ML algorithms work with numbers, not text. Categorical features must be encoded:

Python (Encoding)
import pandas as pd
from sklearn.preprocessing import LabelEncoder, OneHotEncoder

# One-Hot Encoding (for nominal categories)
# Best for: colors, countries, categories without order
df_encoded = pd.get_dummies(df, columns=['color'],
                            drop_first=True)
# color='red' -> [0, 1] (green=0, red=1)
# drop_first avoids multicollinearity

# Label Encoding (for ordinal categories)
# Best for: sizes (S, M, L), education levels
le = LabelEncoder()
df['size_encoded'] = le.fit_transform(df['size'])
# S=0, M=1, L=2

# Target Encoding (for high-cardinality categories)
# Replace category with mean of target variable
# Use with care: can cause overfitting
means = df.groupby('city')['price'].mean()
df['city_encoded'] = df['city'].map(means)

Feature Selection

Not all features are useful. Irrelevant or redundant features can hurt performance and slow training:

  • Correlation analysis: Remove highly correlated features (correlation > 0.95). They provide redundant information.
  • Feature importance: Tree-based models (Random Forest, XGBoost) provide built-in feature importance scores. Remove features with near-zero importance.
  • Recursive Feature Elimination (RFE): Iteratively trains a model, removes the least important feature, and repeats. Finds the optimal feature subset.
  • Statistical tests: Chi-squared test for categorical features, ANOVA F-test for numerical features against a categorical target.
Python (Feature Selection)
from sklearn.feature_selection import RFE, SelectKBest, f_classif
from sklearn.ensemble import RandomForestClassifier

# Feature importance from Random Forest
rf = RandomForestClassifier(n_estimators=100, random_state=42)
rf.fit(X_train, y_train)
importances = rf.feature_importances_

# Recursive Feature Elimination
rfe = RFE(estimator=rf, n_features_to_select=10)
rfe.fit(X_train, y_train)
selected_features = X_train.columns[rfe.support_]

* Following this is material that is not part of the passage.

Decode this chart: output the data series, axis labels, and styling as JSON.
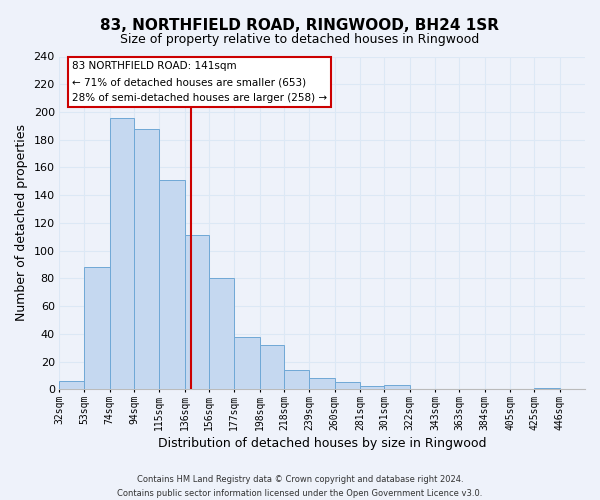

# Statistical selection (top K features)
selector = SelectKBest(f_classif, k=10)
X_selected = selector.fit_transform(X_train, y_train)

Feature Creation

Creating new features from existing ones can dramatically improve model performance:

  • Interaction features: Multiply or combine features (e.g., price_per_sqft = price / area).
  • Date/time features: Extract year, month, day of week, hour, is_weekend, days_since_event.
  • Aggregation features: Group-level statistics (mean, count, max per customer, per category).
  • Polynomial features: Create x^2, x^3, x1*x2 terms to capture non-linear relationships.
  • Text features: Word count, character count, TF-IDF scores, sentiment scores.
  • Binning: Convert continuous variables to categories (age groups, income brackets).

Missing Value Handling

Real-world data almost always has missing values. Your strategy depends on the cause and extent:

StrategyWhen to UseImplementation
Drop rowsFew missing values (<5%), random missingnessdf.dropna()
Drop columnsFeature has >50% missing valuesdf.drop(columns=[...])
Mean/median imputationNumerical features, random missingnessSimpleImputer(strategy='median')
Mode imputationCategorical featuresSimpleImputer(strategy='most_frequent')
KNN imputationComplex patterns, correlated featuresKNNImputer(n_neighbors=5)
Missing indicatorMissingness itself is informativeAdd boolean column feature_is_missing
Feature engineering workflow: 1) Understand your data (EDA). 2) Handle missing values. 3) Encode categorical features. 4) Scale numerical features. 5) Create new features based on domain knowledge. 6) Select the best features. 7) Validate that your features improve model performance.